As the idea for this piece came to me while thinking about female empowerment and how we can continue to empower women moving forward in society, I initially dismissed it. I, myself, know very little about money and finance. I’ve always been a good saver, I have never had an overdraft or been in any sort of debt aside from my student loans, and I have a vague idea of how a mortgage works, but that’s the short and the long of it. Who am I to talk about the power of money talk as a tool of female empowerment, when I’m as guilty as anyone of being somewhat clueless about the ins and outs of finances? I’m not even particularly interested in money, but that’s something that’s most likely been ingrained in me from the fact that I’m a woman, and I’ve never directly been encouraged to take an interest in financial matters, as if there’s some sort of male bubble surrounding these topics. 

The fact of the matter is, women with no or little economic clout or financial knowledge can’t enjoy the same societal power or influence as men. By shushing women’s voices about money, we’re silencing their voices in making societal change. Earning, saving, spending and investing are all topics women should be encouraged to talk about. As more and more women choose to stay single or not marry, or become the primary owner in a couple or family, financial independence and discussing financial issues is more important than ever. Everyone needs money to survive, and money is just another aspect of the ambition and success that we should be encouraging women to strive towards in today’s society. And if we’re excluded from these conversations by men, the key to empowering each other through money talk is starting and normalising these conversations between ourselves. 

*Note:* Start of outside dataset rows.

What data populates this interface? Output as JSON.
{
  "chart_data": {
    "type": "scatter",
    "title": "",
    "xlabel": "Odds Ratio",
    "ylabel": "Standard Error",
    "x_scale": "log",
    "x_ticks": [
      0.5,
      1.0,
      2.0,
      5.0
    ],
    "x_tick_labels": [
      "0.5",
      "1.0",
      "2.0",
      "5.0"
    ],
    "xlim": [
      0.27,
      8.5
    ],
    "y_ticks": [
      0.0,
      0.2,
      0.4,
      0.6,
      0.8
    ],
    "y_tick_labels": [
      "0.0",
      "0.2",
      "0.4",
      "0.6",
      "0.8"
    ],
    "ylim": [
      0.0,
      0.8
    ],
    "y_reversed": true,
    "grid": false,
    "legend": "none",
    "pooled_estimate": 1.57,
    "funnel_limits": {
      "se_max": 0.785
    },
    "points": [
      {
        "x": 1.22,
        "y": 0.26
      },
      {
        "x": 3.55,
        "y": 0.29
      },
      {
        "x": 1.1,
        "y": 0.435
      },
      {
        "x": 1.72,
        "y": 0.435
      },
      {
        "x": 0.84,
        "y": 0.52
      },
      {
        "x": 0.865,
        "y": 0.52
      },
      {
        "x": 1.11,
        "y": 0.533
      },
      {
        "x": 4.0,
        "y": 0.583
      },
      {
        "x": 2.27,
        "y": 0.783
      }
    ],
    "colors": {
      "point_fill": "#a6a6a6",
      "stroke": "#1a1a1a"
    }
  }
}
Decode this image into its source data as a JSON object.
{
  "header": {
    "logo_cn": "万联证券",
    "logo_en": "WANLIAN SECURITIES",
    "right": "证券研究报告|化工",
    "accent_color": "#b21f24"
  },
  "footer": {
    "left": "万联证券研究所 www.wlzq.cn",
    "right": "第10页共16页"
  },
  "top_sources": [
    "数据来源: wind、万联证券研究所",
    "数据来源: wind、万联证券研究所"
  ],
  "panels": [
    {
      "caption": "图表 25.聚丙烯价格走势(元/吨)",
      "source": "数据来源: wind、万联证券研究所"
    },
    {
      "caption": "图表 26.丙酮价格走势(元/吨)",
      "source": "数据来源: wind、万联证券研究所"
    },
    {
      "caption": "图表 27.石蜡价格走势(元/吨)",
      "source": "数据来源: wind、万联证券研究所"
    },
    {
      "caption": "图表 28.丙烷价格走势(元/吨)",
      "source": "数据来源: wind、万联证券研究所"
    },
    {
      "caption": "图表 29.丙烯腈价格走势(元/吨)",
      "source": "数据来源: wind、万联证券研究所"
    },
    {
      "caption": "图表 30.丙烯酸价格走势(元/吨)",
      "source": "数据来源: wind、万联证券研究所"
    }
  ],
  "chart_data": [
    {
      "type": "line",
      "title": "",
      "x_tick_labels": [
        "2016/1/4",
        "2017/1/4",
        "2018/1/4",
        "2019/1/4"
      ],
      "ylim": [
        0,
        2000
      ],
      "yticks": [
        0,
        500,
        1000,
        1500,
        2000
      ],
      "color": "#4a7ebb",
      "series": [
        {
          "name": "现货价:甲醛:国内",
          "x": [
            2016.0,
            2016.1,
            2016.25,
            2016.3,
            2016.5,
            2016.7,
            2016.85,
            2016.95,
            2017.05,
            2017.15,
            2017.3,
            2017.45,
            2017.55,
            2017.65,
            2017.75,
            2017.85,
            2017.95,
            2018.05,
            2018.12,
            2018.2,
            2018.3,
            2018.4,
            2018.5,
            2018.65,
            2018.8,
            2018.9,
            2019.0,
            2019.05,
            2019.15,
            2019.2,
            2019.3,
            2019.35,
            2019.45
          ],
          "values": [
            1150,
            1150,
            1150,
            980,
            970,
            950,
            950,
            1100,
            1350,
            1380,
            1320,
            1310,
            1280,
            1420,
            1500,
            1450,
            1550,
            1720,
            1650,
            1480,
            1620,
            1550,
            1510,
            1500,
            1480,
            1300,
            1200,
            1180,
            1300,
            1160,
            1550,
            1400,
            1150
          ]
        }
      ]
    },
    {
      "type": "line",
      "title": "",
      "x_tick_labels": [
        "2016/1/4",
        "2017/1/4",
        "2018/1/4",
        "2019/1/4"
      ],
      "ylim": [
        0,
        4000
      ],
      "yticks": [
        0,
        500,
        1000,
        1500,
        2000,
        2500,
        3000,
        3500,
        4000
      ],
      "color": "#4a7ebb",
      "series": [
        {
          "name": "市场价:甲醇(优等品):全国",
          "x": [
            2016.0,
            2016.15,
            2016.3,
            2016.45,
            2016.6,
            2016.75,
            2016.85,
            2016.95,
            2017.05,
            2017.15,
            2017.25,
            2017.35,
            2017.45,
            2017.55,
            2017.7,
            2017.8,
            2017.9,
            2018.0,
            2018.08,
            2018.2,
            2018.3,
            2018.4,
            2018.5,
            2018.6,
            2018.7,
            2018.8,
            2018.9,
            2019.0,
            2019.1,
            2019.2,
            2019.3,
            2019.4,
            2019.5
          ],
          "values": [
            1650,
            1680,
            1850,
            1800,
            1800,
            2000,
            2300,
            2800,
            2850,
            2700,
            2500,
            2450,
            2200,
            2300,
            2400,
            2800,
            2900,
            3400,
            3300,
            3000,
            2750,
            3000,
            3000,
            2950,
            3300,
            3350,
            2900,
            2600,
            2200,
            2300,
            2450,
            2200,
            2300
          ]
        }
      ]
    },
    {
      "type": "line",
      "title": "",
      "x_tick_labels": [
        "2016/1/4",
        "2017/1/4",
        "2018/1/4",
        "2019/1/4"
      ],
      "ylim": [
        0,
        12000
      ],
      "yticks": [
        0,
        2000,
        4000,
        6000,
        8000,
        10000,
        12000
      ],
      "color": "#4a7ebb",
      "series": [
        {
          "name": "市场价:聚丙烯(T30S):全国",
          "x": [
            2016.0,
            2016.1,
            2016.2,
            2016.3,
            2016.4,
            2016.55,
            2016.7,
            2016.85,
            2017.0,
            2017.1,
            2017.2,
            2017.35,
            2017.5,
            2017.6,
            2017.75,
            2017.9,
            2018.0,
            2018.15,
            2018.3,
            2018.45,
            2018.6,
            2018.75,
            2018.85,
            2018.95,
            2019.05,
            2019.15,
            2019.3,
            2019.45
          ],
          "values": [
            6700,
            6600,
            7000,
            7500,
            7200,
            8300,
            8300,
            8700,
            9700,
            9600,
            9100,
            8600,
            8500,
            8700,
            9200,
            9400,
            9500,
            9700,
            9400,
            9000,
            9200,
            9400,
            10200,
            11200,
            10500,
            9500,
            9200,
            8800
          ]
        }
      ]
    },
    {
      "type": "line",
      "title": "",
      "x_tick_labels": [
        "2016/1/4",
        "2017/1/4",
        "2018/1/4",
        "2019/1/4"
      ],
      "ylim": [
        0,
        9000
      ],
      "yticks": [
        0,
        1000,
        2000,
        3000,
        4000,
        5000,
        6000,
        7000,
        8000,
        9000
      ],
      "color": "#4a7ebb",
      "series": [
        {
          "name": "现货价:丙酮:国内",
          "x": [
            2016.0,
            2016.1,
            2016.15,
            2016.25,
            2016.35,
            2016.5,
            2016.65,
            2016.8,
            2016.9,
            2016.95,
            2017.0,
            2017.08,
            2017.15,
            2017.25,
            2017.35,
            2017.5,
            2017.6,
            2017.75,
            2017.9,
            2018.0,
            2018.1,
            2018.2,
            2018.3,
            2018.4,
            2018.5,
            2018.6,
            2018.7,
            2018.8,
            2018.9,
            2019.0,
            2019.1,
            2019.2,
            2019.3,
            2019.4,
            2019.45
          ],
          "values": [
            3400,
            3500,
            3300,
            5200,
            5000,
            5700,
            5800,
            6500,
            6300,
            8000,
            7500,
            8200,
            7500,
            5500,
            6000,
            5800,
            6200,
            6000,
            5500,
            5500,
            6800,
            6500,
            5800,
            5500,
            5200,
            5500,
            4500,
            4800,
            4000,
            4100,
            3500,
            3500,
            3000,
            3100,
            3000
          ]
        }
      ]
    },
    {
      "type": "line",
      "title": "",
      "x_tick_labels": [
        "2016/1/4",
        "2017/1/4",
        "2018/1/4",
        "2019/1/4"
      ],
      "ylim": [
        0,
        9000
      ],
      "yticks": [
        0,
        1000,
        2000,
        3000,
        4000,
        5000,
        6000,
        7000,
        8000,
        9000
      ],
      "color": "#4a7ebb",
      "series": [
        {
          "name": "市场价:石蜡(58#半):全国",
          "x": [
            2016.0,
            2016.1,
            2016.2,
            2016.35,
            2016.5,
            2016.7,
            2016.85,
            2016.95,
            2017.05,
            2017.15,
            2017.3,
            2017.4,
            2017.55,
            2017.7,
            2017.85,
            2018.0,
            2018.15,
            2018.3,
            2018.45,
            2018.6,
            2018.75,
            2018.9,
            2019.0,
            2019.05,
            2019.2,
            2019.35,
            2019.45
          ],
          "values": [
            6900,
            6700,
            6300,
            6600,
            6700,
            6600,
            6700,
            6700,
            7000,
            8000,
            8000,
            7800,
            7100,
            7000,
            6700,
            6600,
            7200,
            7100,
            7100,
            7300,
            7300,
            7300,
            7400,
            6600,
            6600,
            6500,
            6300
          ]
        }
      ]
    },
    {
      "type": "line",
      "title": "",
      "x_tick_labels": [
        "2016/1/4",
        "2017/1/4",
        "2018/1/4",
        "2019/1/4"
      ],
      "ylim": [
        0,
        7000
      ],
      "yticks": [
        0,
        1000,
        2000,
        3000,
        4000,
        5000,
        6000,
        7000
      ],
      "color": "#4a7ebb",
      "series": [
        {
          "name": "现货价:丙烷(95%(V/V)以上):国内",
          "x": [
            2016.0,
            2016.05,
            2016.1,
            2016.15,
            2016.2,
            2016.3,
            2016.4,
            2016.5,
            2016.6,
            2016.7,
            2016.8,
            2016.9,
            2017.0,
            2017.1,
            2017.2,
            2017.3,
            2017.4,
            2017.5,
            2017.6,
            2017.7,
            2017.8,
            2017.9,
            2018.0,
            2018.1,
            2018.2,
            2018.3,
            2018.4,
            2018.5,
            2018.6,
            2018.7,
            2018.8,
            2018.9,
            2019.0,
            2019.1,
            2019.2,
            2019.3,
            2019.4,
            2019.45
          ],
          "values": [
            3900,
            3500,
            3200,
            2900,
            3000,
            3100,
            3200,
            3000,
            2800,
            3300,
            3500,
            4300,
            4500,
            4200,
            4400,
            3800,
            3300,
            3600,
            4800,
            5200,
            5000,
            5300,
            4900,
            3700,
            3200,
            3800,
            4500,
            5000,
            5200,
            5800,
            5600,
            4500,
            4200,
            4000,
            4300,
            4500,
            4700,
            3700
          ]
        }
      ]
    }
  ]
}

A crucial step towards normalising money talk between women is being transparent about numbers. Though female celebrities and influencers are becoming less and less afraid to show their wealth online and take pride in their entrepreneurial success, women are still hesitant to discuss the figures behind this success. Particularly in the influencer era where women are judged for making their living via social media and questioned on how they make their money, it’s important for women to speak openly about what they’re earning and how they worked to get there. 

Thankfully, there’s a rising movement of communities looking to break the stigma around money talk among women. A Woman’s Worth Collective, a collaboration between Stylist Magazine and NatWest, is one of the communities dedicated to opening up conversations around money and offering women a space to access and discuss tips and advice on how to improve their financial and economic wellbeing, giving women a platform to empower each other through these conversations. Encouraging women to talk about money is essential in our still manifestly patriarchal, male-dominated society, and a key to changing women’s position across all sectors of that society.